Como no dedicar unas líneas a las
personas con las que vivo ahora!!!!
La casa tiene 5 habitaciones y
está dividida como os cuento:
En la primera planta está nuestra
habitación, que hay habéis visto en facebook, y que compartimos Estefy y yo;
luego está la habitación de Daniel, alias el Mexicano, que “vive” solo, y a
continuación la de las alemanas, Jana y Marina, que son casi de nuestra edad y
que también habéis visto en las fotos de facebook.
En la segunda planta están Florence
y Paola (Alemania y Holanda, respectivamente), aunque Paola nos ha abandonado
para irse a una residencia de estudiantes y en su lugar hoy entraba otra
alemana que se llama Vanessa. En la otra habitación está Patrick, alias América
dado que es de Boston, y que también “vive” solo. Es el benjamín de la casa y
yo me lo paso genial hablando con él, además de que es un gran profesor porque
como es el único que tiene el inglés como lengua materna aprendo un montón de
cosas, expresiones, palabras que no sabía y, además, me rio un montón.

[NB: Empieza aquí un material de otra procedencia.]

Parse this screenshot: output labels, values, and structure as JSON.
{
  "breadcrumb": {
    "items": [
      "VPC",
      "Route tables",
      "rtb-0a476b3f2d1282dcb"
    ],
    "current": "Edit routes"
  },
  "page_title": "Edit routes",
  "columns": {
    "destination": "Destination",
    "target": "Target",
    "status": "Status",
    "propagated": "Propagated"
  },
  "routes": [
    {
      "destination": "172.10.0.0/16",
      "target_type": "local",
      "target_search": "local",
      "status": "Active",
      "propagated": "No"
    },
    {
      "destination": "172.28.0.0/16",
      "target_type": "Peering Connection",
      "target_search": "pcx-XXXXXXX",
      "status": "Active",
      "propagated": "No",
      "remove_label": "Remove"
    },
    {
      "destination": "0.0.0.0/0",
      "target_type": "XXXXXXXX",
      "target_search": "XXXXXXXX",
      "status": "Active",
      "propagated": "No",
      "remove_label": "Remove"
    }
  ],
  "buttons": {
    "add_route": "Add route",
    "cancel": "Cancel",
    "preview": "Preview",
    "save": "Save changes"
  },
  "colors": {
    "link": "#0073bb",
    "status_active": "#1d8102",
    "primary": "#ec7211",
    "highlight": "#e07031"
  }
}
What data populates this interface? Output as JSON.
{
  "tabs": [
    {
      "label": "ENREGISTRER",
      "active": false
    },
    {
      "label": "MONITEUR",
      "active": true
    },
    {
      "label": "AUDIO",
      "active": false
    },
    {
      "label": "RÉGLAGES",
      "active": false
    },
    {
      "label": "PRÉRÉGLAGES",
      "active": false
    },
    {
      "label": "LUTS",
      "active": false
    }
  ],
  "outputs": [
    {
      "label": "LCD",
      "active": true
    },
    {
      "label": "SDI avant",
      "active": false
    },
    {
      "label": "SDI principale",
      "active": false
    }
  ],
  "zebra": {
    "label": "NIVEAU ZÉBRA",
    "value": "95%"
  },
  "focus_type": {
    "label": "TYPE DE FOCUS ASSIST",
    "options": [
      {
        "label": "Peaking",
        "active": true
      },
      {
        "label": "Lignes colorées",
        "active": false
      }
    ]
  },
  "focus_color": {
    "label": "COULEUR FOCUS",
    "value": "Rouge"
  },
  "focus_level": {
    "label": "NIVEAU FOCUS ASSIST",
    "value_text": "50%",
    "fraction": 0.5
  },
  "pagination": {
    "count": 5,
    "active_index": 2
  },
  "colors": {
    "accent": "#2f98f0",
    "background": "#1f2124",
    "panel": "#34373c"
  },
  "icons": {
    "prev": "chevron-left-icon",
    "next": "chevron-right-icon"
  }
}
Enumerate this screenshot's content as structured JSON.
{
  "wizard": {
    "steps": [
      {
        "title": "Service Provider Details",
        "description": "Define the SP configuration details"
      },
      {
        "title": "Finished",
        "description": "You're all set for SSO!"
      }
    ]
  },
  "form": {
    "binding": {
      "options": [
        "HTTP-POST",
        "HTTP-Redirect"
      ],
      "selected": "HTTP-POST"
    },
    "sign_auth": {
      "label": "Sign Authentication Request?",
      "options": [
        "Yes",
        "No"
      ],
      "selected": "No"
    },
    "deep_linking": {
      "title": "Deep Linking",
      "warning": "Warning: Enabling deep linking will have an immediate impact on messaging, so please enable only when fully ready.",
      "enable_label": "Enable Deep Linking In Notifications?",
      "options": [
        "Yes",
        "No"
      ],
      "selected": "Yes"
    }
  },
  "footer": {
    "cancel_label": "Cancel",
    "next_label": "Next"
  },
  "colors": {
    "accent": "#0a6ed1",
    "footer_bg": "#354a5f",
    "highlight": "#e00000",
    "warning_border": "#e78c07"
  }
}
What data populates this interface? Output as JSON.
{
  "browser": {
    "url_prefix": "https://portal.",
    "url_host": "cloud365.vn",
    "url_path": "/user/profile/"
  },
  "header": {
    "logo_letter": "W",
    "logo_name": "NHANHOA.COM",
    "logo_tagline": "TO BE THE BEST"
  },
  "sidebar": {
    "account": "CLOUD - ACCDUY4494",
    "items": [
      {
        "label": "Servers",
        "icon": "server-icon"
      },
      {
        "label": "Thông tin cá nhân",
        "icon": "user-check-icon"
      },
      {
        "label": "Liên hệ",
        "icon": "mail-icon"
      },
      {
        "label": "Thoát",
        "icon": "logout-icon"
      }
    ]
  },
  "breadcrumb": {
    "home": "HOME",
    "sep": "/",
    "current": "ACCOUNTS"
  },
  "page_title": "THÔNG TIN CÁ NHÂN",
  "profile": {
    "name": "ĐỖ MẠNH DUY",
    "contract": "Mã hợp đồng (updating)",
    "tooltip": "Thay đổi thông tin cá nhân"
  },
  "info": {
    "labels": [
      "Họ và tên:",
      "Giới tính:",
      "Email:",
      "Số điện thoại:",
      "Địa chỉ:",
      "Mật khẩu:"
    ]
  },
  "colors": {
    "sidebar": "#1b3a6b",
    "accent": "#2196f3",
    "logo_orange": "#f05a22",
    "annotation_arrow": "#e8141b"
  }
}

Habla
súper deprisa, lo cual es un hándicap pero cada vez le entiendo mejor y me
siento orgullosa de mi misma, en lo que al idioma se refiere.
La verdad es que todos hemos
congeniado muy bien y, aunque cada uno somos de nuestro padre y nuestra madre y
tenemos nuestras manías, de momento no ha habido ningún mal rollo y esperemos
que así siga.
Convivir no es nada fácil pero viene
con un montón de lecciones sobre adaptación del ser humano y desarrollo de la
paciencia. Por suerte, cuando uno está tan lejos de su hogar y su familia, crea
unos lazos muy fuertes con aquellas personas que comparten su día a día y que,
sin quererlo, se convierten en su nueva familia.